Doctor Patricia Winokur, says the pause allows federal officials to fully review the cause of the severe type of blood clots found in six people who received it. “We’re asking people who have gotten Johnson and Johnson vaccines to watch for headaches, severe abdominal pain, shortness of breath, swelling in their legs. These are some of the signs we’ve seen with clotting disorders,” Winokur says.
She says the U-I is sending out notices to everyone they used this vaccine on.
“Typically what we have seen in the six cases is that the events have happened within about a week to three weeks after the vaccine. So, that is the time frame that is the most important for people to be watching,” she says. This issue appears to be more prevalent in women.
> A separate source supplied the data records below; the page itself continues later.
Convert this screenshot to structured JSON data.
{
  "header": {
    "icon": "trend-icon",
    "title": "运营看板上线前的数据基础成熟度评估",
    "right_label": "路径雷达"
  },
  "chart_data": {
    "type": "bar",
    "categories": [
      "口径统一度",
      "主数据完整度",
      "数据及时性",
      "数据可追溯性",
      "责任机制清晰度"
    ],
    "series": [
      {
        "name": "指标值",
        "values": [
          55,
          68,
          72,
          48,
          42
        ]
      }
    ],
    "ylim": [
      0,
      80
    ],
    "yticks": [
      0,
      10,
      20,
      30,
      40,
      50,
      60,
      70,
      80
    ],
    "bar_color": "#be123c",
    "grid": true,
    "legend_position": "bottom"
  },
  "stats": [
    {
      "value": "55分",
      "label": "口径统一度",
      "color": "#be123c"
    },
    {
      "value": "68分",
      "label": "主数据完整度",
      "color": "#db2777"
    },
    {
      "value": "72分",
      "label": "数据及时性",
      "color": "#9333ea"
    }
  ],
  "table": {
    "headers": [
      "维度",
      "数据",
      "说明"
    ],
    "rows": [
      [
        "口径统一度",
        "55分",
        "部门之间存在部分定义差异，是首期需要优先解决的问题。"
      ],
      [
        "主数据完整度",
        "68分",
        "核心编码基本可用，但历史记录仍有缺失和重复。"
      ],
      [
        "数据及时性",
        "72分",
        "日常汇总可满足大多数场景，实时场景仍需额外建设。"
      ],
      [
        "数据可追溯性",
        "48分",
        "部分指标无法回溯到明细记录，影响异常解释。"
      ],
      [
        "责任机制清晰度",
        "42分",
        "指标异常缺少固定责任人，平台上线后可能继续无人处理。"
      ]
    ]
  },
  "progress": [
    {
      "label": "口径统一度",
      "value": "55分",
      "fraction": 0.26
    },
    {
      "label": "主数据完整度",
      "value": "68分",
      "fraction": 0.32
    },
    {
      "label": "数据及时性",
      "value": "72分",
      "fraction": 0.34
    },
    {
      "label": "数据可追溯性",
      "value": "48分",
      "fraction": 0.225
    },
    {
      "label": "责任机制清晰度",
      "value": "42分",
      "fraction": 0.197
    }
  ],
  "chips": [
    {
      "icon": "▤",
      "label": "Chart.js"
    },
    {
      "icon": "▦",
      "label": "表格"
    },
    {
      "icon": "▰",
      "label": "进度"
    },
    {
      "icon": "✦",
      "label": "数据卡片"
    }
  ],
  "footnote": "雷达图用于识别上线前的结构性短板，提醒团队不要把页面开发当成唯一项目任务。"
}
Doctor Winokur says it is good that the problems are not widespread. “Six cases out of six-point-eight million — so that part is hopeful,” Winokur says. Winokur says stopping the use of a vaccine is a part of the process. “This is actually what should happen — because there are rare events that happen with all drugs. These one in a million events we can’t pick up until a drug or vaccine is distributed out into the public,” according to Winokur. “So the fact that we caught these — is actually telling us that our system is working.”
There has been reluctance among some to get vaccinated, and Winokur says this stoppage may impact that thinking. “I think it will cause some people to be more distrustful. I think this is where we really need to talk about that this is exactly what we want to happen,” she says.
Some have wanted the J&J vaccine because it only takes one dose. Winokur says the good news is there are other vaccine options. “Getting vaccinated outweighs that convenience factor. I hope that we can convince people that if perhaps the Johnson and Johnson vaccine isn’t the best vaccine for you — that you will be willing to get a little bit more of the inconvenience — but go for the Pfizer and Moderna vaccines,” Winokur says.
Winokur says the number of the other vaccines continues to increase, and that is good news too. Winokur oversaw the U-I’s Pfizer vaccine trial.